Der Kandidat Trump, ein politischer Emporkömmling, der seine Außenseiterrolle zu seinem Vorteil wenden wollte, nutzte diese neuen Medien geschickt. „Anstatt den normalen Mainstream-Republikaner*innen nachzujagen, konzentrierte er sich auf diejenigen, die verschwörungstheoretisch veranlagt sind – und die normalerweise von der Partei vernachlässigt werden“, sagt Uscinski.
Dass Verschwörungstheorien im rechten Spektrum weiter gedeihen, liegt daran, dass sich Trump auch als Präsident weiterhin als politischer Außenseiter darstellt; dass seine Chance für eine Wiederwahl von den extremen, nicht den gemäßigten Republikaner-*innen abhängt; und dass Trump sowie ihm nahestehende Personen selbst Verschwörungstheorien nähren, dazu gehört vor allem sein Sohn Donald Trump Jr., den das Magazin Politico deswegen kürzlich als einen „Entsandten seines Vaters für den politischen Rand“ bezeichnete.

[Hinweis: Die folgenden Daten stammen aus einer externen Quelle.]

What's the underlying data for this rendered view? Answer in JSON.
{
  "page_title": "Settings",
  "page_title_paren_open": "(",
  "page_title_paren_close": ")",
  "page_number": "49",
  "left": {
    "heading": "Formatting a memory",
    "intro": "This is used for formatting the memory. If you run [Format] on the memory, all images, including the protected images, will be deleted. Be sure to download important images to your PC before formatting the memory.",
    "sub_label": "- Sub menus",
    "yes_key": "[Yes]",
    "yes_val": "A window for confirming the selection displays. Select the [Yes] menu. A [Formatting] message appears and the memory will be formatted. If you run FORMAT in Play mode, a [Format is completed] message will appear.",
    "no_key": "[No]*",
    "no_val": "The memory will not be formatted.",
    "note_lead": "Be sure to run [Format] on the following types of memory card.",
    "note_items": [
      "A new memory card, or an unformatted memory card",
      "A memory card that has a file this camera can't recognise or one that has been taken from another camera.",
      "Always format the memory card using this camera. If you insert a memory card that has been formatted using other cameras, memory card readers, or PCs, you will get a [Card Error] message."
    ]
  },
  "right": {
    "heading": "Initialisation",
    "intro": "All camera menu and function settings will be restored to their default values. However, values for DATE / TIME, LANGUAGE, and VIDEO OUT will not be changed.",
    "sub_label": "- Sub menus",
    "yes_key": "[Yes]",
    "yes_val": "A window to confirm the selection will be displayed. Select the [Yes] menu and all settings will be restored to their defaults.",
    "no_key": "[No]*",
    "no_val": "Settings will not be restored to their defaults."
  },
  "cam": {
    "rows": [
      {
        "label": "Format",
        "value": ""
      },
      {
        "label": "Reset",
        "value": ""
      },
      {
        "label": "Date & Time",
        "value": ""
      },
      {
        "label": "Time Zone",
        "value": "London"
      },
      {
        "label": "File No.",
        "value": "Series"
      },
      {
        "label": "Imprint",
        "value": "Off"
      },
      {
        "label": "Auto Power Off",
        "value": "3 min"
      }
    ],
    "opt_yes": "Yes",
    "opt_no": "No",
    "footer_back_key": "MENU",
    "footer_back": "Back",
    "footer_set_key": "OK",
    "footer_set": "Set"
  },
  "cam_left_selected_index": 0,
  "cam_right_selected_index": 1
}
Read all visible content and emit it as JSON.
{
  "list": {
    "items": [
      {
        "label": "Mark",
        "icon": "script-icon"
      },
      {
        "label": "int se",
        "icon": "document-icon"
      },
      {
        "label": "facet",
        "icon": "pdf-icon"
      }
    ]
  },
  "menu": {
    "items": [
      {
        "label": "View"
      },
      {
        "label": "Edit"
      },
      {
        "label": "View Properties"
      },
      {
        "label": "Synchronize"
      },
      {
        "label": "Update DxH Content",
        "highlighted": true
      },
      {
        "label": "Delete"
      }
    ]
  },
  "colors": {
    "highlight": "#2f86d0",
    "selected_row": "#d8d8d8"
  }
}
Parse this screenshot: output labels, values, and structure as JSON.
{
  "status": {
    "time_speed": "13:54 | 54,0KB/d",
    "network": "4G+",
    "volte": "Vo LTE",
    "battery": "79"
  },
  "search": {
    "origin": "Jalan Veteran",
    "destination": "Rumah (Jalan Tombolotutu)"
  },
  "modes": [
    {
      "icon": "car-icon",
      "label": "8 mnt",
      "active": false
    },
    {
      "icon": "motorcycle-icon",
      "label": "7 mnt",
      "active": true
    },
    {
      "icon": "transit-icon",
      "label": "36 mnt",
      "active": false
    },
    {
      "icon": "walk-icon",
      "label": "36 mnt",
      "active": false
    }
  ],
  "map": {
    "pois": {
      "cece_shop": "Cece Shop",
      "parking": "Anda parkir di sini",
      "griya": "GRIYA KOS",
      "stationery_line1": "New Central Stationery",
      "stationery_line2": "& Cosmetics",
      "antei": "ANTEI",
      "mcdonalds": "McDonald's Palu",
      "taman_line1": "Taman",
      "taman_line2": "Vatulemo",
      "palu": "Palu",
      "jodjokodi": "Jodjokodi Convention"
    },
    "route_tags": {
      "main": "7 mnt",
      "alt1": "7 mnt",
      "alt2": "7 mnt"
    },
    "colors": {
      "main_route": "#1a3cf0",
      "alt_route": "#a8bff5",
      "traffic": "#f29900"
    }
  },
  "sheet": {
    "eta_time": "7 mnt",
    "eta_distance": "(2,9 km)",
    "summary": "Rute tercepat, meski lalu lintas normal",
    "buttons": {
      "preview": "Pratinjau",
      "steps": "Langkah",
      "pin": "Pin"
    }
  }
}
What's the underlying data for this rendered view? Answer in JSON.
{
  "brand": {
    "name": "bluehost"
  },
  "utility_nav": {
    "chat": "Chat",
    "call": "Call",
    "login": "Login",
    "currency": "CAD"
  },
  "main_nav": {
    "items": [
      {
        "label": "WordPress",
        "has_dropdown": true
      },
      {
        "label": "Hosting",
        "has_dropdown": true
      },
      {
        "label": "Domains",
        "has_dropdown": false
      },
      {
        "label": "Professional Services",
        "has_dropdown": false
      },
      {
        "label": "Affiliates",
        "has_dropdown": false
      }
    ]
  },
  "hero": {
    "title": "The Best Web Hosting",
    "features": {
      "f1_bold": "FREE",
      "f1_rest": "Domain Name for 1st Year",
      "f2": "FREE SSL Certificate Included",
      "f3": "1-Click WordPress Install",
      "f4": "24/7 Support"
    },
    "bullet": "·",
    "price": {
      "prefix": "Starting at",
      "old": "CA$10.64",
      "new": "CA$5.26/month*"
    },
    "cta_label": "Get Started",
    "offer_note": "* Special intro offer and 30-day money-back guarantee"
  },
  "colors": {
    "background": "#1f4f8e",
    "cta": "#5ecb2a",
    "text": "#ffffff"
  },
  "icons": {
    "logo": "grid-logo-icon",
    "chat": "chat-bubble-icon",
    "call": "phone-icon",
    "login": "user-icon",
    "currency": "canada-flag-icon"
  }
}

Wichtig ist bei alledem, dass die verschwörungstheoretischen Portale wie Infowars nur eine Minderheit erreichen. Mehr noch, ihre Userzahlen gehen zurück – was die Betreiber*innen zu einer neuen Verschwörungstheorie inspiriert hat. Unter dem Stichwort „Shadowbanning“ behaupten Rechte inzwischen, dass Twitter und andere soziale Medien rechte Stimmen zensieren würden. Eine Behauptung, die neben mehreren republikanischen Abgeordneten auch der Präsident höchstpersönlich verbreitet.
Hundertprozentig falsch ist das zwar nicht – zumindest Falschinformationen werden bei Facebook inzwischen weniger prominent ausgespielt. In seiner Absolutheit ist „Shadowbanning“ aber nichts weiter als eine Verschwörungtheorie.
Der Zwang zur Reaktion
Und genau da liegt das Problem: Der provokative Charakter von Verschwörungstheorien zwingt die Gegenseite dazu, zu reagieren. Ohne ein gesteigertes Interesse der Linken wären rechte Verschwörungstheorien womöglich weniger prominent. Eine Kombination aus dem bipolaren US-System und der Social-Media-Blase, in der es Zwischentöne schwerer haben als Extrempositionen, sorgt aber dafür, dass der größte Unsinn als diskursrelevant erscheint.
Und so stellt sich auch die Frage, was mit dem Rauswurf von Alex Jones aus fast allen großen Internetplattformen eigentlich gewonnen ist. Klar ist: Es wird ihm schwerfallen, sein Publikum weiter zu vergrößern, wenn etwa seine Videos YouTube-Nutzer*innen nicht einfach so in die Empfehlungsspalte gespült werden. Klar ist aber auch: Alex Jones wird neue Kanäle finden, um seine Botschaften zu verbreiten.
Sicher ist in jedem Fall: Seine Anhängerschaft wird ihn zum Märtyrer freier Meinungsäußerung stilisieren – zum Opfer der Zensur durch den linksliberalen Medienmainstream. Womöglich wird ihm auch der Präsident beispringen, der sich einst als Infowars-Fan bezeichnet hat.
Linke wie Rechte in den USA befeuern ein sich ewig drehendes Rad von wahnwitziger Behauptung und wahnwitziger Gegenbehauptung. Jede Gelegenheit, den politischen Gegner als verrückt, verblendet und idiotisch darzustellen und so zu antagonisieren, wird genutzt. Die Sperrung von Alex Jones durch die großen Plattformen ist auch nur eine weitere Eskalation davon.